先日は大腿骨骨折歴の有る方のバイクフィッティング。
事前情報も含め、難しくなりそうなフィッティングになることが予想されました。
真の脚長差(骨盤の傾斜ではない)の原因は、先天性疾患や複雑骨折が変形治癒した場合など。
足の長さが違う場合、特に脛骨の長さが違う場合は、シューズ下に脚長差に合わせてレッグレングシムを入れることは、欧州プロ選手の間でも一般的で、長時間経過後の痛みの解消には有効な方法です。
ただし大腿骨の脚長差がある場合は短縮側にシムを入れても、左右の脛骨と大腿骨の比率がアンバランスになる事を考慮に入れる必要があります。
サドル高を決める上で指標となる自転車のクランク6時位置時の(脚が最大伸展時)膝の角度を作る要因も、脚長のみに注目するべきではなく、歩行時の代償運動の程度と筋の発達具合を考慮に入れなければなりません。
自転車は脚が地面に同時に着地することは無いので、歩行時に出る脚長差による骨盤、体幹、下肢全体の代償行為が自転車のペダリングにおいて出現しない場合もあるし、その程度も歩行時ほどではないケースも見られます。
体幹、骨盤、足関節の筋量、柔軟性といった要素で、サドルにまっすぐに座ったままでも脚長差を補える範囲のポジションを探すことが一つ重要になるでしょう。
3センチ以上の脚長差で外見的な異常歩行が見られるケースもありますが、私の知る選手で3センチの脚長差でもトップレベルで長く現役を続けた選手もいます。自転車競技は脚長差が多くてもパフォーマンスに影響しにくい競技といえるかもしれません。
今回は通常のアセスメントよりも詳細に身体のチェックを行いトライ・アンド・エラーで塩梅を決めていくという作業でフィッティングを行なって行きました。
フィッティングを行った方は2センチの脚長差でしたが、下肢の筋量に左右差がないことや、骨盤や体幹の歪みは自転車上では大きな問題点とならなかったことが幸い。

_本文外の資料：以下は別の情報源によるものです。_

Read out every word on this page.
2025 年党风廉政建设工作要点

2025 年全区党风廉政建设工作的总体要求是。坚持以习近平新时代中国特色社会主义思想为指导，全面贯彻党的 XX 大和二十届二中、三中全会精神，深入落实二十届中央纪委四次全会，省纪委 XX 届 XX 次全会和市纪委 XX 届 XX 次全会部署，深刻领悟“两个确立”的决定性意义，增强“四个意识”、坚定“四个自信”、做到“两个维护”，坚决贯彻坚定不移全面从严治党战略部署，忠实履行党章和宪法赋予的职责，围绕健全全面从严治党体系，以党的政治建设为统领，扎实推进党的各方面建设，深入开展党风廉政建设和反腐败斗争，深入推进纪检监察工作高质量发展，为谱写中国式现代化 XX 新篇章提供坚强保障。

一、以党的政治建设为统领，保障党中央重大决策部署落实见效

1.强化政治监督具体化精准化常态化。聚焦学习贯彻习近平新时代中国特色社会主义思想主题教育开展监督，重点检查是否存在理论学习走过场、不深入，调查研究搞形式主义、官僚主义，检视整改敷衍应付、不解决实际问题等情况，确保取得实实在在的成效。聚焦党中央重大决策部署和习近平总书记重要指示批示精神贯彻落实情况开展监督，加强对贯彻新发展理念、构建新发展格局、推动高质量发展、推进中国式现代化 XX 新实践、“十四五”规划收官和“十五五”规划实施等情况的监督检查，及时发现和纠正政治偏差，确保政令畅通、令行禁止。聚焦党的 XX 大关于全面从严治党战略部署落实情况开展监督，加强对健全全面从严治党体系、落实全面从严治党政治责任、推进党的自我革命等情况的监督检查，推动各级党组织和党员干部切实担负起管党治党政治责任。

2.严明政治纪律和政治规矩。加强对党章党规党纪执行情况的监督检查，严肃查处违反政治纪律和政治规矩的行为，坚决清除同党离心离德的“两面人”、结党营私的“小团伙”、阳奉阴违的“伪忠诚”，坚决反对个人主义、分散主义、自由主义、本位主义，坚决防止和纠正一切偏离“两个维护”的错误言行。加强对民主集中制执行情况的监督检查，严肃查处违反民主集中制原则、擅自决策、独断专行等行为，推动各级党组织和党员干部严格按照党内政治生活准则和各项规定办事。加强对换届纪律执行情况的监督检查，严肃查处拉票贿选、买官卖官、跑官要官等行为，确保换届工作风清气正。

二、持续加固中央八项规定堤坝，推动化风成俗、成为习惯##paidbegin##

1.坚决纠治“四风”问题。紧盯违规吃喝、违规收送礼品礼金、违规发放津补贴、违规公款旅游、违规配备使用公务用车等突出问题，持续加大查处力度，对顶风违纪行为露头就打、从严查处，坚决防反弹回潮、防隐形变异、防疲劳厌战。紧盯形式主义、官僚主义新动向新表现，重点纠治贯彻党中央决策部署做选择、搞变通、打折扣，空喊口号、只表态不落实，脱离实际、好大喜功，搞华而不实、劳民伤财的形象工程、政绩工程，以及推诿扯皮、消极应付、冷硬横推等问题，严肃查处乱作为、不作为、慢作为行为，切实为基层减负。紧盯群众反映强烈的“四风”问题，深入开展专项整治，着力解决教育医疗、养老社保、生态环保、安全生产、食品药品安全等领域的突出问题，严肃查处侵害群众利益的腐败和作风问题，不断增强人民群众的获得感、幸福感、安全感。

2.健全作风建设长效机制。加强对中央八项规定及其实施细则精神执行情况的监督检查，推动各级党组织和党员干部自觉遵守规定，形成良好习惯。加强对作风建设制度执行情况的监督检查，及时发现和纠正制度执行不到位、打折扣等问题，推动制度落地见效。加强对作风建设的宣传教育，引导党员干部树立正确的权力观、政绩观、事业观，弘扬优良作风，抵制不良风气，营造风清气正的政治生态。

脚長差の3分の1のシムと、変形治癒した大腿骨折癒合部に合わせクリートの調整に工夫を加えたことで、体感的にも踏みやすさを実感して頂きました。
脚長差が有る場合のフィッティングは、私としてもフィッティングの経験を積む上でも貴重な経験です。
欧州でも脚長差の解消のため装具で代償動作を解消する方法はよくとられるようです。
ただ最近の傾向としては、単純に脚長差を整え、後はライダーの感覚を頼りに補高量を決めていく、というやり方ではなく、体幹や骨盤が正しく補正されることを専門家がモーションキャプチャー等で確認し装着するという考えが浸一般化していると思います。
私も約1か月後に渡欧をしますが、今年の宿題として現場での実例と傾向をしっかりと観察していきたいところです。
初めてコメントします。
娘(11才)には後天性脚長差が26mm、側わんがあり、医師は、骨端抑制術が適用と言ってます。
脚長差は過去10年間、変化はないです。
娘は、水泳が好きでこれからも続けたいと考えており、母親として彼女にとって良い選択をしてあげたいと思っています。
保存療法と手術療法それぞれのリスクを考えた時、私は、補高靴を使用した保存療法を選択したいと考えています。
治療方針決定の参考として、脚長差が3cmでもトップレベルで長く現役を続けられたという方のことを詳しく教えて頂けますと幸いです。
どうぞ宜しくお願い申し上げます。